Bug 47950

Summary: No case insensitivity handling for OLE2 entry names
Product: POI Reporter: Trejkaz (pen name) <trejkaz>
Component: POIFSAssignee: POI Developers List <dev>
Status: NEW ---    
Severity: normal    
Priority: P2    
Version: 3.5-FINAL   
Target Milestone: ---   
Hardware: PC   
OS: Windows NT   

Description Trejkaz (pen name) 2009-10-06 15:48:49 UTC
I created some test cases to test case sensitivity in OLE2 files.

    @Test
    public void testPoiCaseInsensitivityInMemory() throws Exception
    {
        POIFSFileSystem fs = new POIFSFileSystem();
        DirectoryEntry dir = fs.getRoot().createDirectory("A");
        dir.createDocument("B", new ByteArrayInputStream(new byte[] { 0, 1, 2, 3, 4, 5 }));

        DirectoryEntry dir2 = (DirectoryEntry) fs.getRoot().getEntry("a");
        DocumentEntry doc2 = (DocumentEntry) dir2.getEntry("b");
        assertArrayEquals("Wrong data read back", new byte[] { 0, 1, 2, 3, 4, 5 },
                          IOUtils.toByteArray(new DocumentInputStream(doc2)));
    }
    
    @Test
    public void testPoiCaseInsensitivityAfterReadingFromStorage() throws Exception
    {
        POIFSFileSystem fs = new POIFSFileSystem();
        DirectoryEntry dir = fs.getRoot().createDirectory("A");
        dir.createDocument("B", new ByteArrayInputStream(new byte[] { 0, 1, 2, 3, 4, 5 }));

        ByteArrayOutputStream baos = new ByteArrayOutputStream();
        fs.writeFilesystem(baos);

        POIFSFileSystem fs2 = new POIFSFileSystem(new ByteArrayInputStream(baos.toByteArray()));
        DirectoryEntry dir2 = (DirectoryEntry) fs2.getRoot().getEntry("a");
        DocumentEntry doc2 = (DocumentEntry) dir2.getEntry("b");
        assertArrayEquals("Wrong data read back", new byte[] { 0, 1, 2, 3, 4, 5 },
                          IOUtils.toByteArray(new DocumentInputStream(doc2)));
    }

Both of these fail looking up "a" as it doesn't exist, but the comparison is supposed to be case insensitive according to available documentation.

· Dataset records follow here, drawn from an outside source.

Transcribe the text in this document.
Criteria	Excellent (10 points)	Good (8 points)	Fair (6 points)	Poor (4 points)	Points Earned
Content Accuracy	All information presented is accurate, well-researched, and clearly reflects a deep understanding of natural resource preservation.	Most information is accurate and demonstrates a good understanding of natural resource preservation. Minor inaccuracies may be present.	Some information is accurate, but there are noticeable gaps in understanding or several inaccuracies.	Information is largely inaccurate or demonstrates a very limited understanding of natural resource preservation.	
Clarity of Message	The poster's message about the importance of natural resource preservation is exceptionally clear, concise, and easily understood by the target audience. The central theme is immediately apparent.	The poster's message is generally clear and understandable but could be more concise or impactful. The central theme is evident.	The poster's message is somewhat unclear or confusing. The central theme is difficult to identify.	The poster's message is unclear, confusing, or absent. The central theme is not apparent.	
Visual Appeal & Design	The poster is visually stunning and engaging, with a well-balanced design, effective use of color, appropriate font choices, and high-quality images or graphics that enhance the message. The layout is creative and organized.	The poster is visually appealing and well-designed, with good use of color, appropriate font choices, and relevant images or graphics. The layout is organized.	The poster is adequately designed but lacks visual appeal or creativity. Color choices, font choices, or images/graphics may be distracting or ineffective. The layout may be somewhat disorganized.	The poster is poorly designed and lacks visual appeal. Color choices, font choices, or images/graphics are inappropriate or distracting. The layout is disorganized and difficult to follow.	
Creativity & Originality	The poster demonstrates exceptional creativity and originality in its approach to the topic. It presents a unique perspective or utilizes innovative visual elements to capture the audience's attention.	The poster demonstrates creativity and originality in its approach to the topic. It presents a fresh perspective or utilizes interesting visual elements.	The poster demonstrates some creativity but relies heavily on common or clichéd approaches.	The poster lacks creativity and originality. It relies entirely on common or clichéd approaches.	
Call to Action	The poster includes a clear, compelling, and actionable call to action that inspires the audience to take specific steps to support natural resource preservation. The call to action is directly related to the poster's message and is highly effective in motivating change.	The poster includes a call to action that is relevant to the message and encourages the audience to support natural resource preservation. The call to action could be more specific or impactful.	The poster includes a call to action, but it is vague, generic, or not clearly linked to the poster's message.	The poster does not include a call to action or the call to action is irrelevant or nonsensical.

Specifically, [MS-CFB] has the following to say about how entries in an OLE2 directory should be compared:

(2.6.1 pg 23)

When locating an object in the compound file except for the root storage, the directory entry name is compared using a special case-insensitive upper-case mapping, described in Red-Black Tree.

(2.6.4 "Red-Black Tree" pg 26)

  * For each UTF-16 code point, convert to upper-case with the Unicode Default Case Conversion
    Algorithm, simple case conversion variant (simple case foldings), with the following notes.<2> 

  *  Unicode surrogate characters are never upper-cased, since they are represented by two UTF-16
     code points, while the sorting relationship upper-cases a single UTF-16 code point at a time.

  * Lowercase characters defined in a newer, later version of the Unicode standard can be upper-
    cased by an implementation that conforms to that later Unicode standard.

Note <2> goes into further detail on which version of Unicode is used to perform the folding:

(pg 39)

For Windows XP and Windows Server 2003: The compound file implementation conforms to the Unicode 3.0.1 Default Case Conversion Algorithm, simple case folding (http://www.unicode.org/Public/3.1-Update1/CaseFolding-4.txt) with the following exceptions.
(table omitted for now)
For Windows Vista and Windows Server 2008: The compound files implementation conforms to the Unicode 5.0 Default Case Conversion Algorithm, simple case folding (http://www.unicode.org/Public/5.0.0/ucd/CaseFolding.txt) with the following exceptions.
(table omitted for now)


References:

[MS-CFB]: Compound File Binary File Format, Revision 0.01 (Wednesday, June 18, 2008)